Secondary Safety Control for Systems with Sector Bounded Nonlinearities [Extended Version]
Yankai Lin, Michelle S. Chong, Carlos Murguia
TL;DR
The paper addresses safety verification for nonlinear systems with sector-bounded nonlinearities under sensor and actuator attacks by combining forward-invariant ellipsoids and barrier-certificate techniques. It introduces a secondary dynamic output-feedback controller operating on attack-free sensors to enforce safety, and derives LMI-based conditions via the S-procedure and projection lemma to certify an invariant unsafe-free region. A nonlinear general framework is provided, with a linear-state-independent-attacks special case and optimization perspectives to balance safety with performance, all illustrated by a numerical Josephson-junction case study. The results enable offline, convex design of attack-resilient controllers that guarantee safety within a prescribed safe set, potentially guiding cyber-physical security in safety-critical applications.
Abstract
We consider the problem of safety verification and safety-aware controller synthesis for systems with sector bounded nonlinearities. We aim to keep the states of the system within a given safe set under potential actuator and sensor attacks.

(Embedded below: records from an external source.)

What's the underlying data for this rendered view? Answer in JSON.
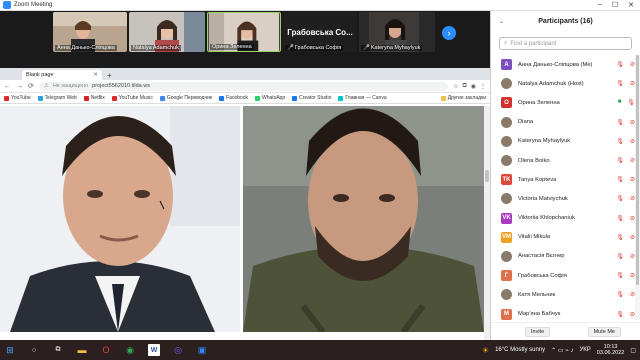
{
  "window": {
    "title": "Zoom Meeting"
  },
  "gallery": {
    "tiles": [
      {
        "name": "Анна Данько-Сліпцова",
        "type": "video"
      },
      {
        "name": "Natalya Adamchuk",
        "type": "video"
      },
      {
        "name": "Орина Зеленна",
        "type": "video"
      },
      {
        "name": "Грабовська Софія",
        "big_label": "Грабовська   Со...",
        "type": "text"
      },
      {
        "name": "Kateryna Myhaylyuk",
        "type": "video"
      }
    ]
  },
  "browser": {
    "tab_title": "Blank page",
    "url_warning": "Не защищено",
    "url": "project5562010.tilda.ws",
    "bookmarks": [
      {
        "label": "YouTube",
        "color": "#e02828"
      },
      {
        "label": "Telegram Web",
        "color": "#2aa3e0"
      },
      {
        "label": "Netflix",
        "color": "#d81f26"
      },
      {
        "label": "YouTube Music",
        "color": "#e02828"
      },
      {
        "label": "Google Переводчик",
        "color": "#4285f4"
      },
      {
        "label": "Facebook",
        "color": "#1877f2"
      },
      {
        "label": "WhatsApp",
        "color": "#25d366"
      },
      {
        "label": "Creator Studio",
        "color": "#1877f2"
      },
      {
        "label": "Главная — Canva",
        "color": "#00c4cc"
      }
    ],
    "other_bookmarks": "Другие закладки"
  },
  "participants": {
    "title": "Participants (16)",
    "search_placeholder": "Find a participant",
    "list": [
      {
        "name": "Анна Данько-Сліпцова (Me)",
        "initial": "А",
        "color": "#7b4fbf",
        "icons": [
          "mic-off",
          "video-off"
        ]
      },
      {
        "name": "Natalya Adamchuk (Host)",
        "initial": "",
        "color": "#8a7a6a",
        "icons": [
          "mic-off",
          "video-off"
        ]
      },
      {
        "name": "Орина Зеленна",
        "initial": "О",
        "color": "#d0312d",
        "icons": [
          "video-on",
          "mic-off"
        ]
      },
      {
        "name": "Diana",
        "initial": "",
        "color": "#8a7a6a",
        "icons": [
          "mic-off",
          "video-off"
        ]
      },
      {
        "name": "Kateryna Myhaylyuk",
        "initial": "",
        "color": "#8a7a6a",
        "icons": [
          "mic-off",
          "video-off"
        ]
      },
      {
        "name": "Olena Boiko",
        "initial": "",
        "color": "#8a7a6a",
        "icons": [
          "mic-off",
          "video-off"
        ]
      },
      {
        "name": "Tanya Kopteva",
        "initial": "TK",
        "color": "#e0473b",
        "icons": [
          "mic-off",
          "video-off"
        ]
      },
      {
        "name": "Victoria Matviychuk",
        "initial": "",
        "color": "#8a7a6a",
        "icons": [
          "mic-off",
          "video-off"
        ]
      },
      {
        "name": "Viktoriia Khlopchaniuk",
        "initial": "VK",
        "color": "#a83bbf",
        "icons": [
          "mic-off",
          "video-off"
        ]
      },
      {
        "name": "Vitalii Mikula",
        "initial": "VM",
        "color": "#f0a020",
        "icons": [
          "mic-off",
          "video-off"
        ]
      },
      {
        "name": "Анастасія Вєгнер",
        "initial": "",
        "color": "#8a7a6a",
        "icons": [
          "mic-off",
          "video-off"
        ]
      },
      {
        "name": "Грабовська  Софія",
        "initial": "Г",
        "color": "#e0704b",
        "icons": [
          "mic-off",
          "video-off"
        ]
      },
      {
        "name": "Катя Мельник",
        "initial": "",
        "color": "#8a7a6a",
        "icons": [
          "mic-off",
          "video-off"
        ]
      },
      {
        "name": "Мар'яна Бабчук",
        "initial": "М",
        "color": "#e0704b",
        "icons": [
          "mic-off",
          "video-off"
        ]
      }
    ],
    "invite_label": "Invite",
    "mute_label": "Mute Me"
  },
  "taskbar": {
    "weather": "16°C  Mostly sunny",
    "language": "УКР",
    "time": "10:13",
    "date": "03.06.2022"
  }
}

Specifically, we adopt the setup that a controller has already been designed to stabilize the plant. Using invariant sets and barrier certificate theory, we first give sufficient conditions to verify the safety of the closed-loop system under attacks. Furthermore, by using a subset of sensors that are assumed to be free of attacks, we provide a synthesis method for a secondary controller that enhances the safety of the system. The sufficient conditions to verify safety are derived using Lyapunov-based tools and the S-procedure. Using the projection lemma, the conditions are then formulated as linear matrix inequality (LMI) problems which can be solved efficiently. Lastly, our theoretical results are illustrated through numerical simulations.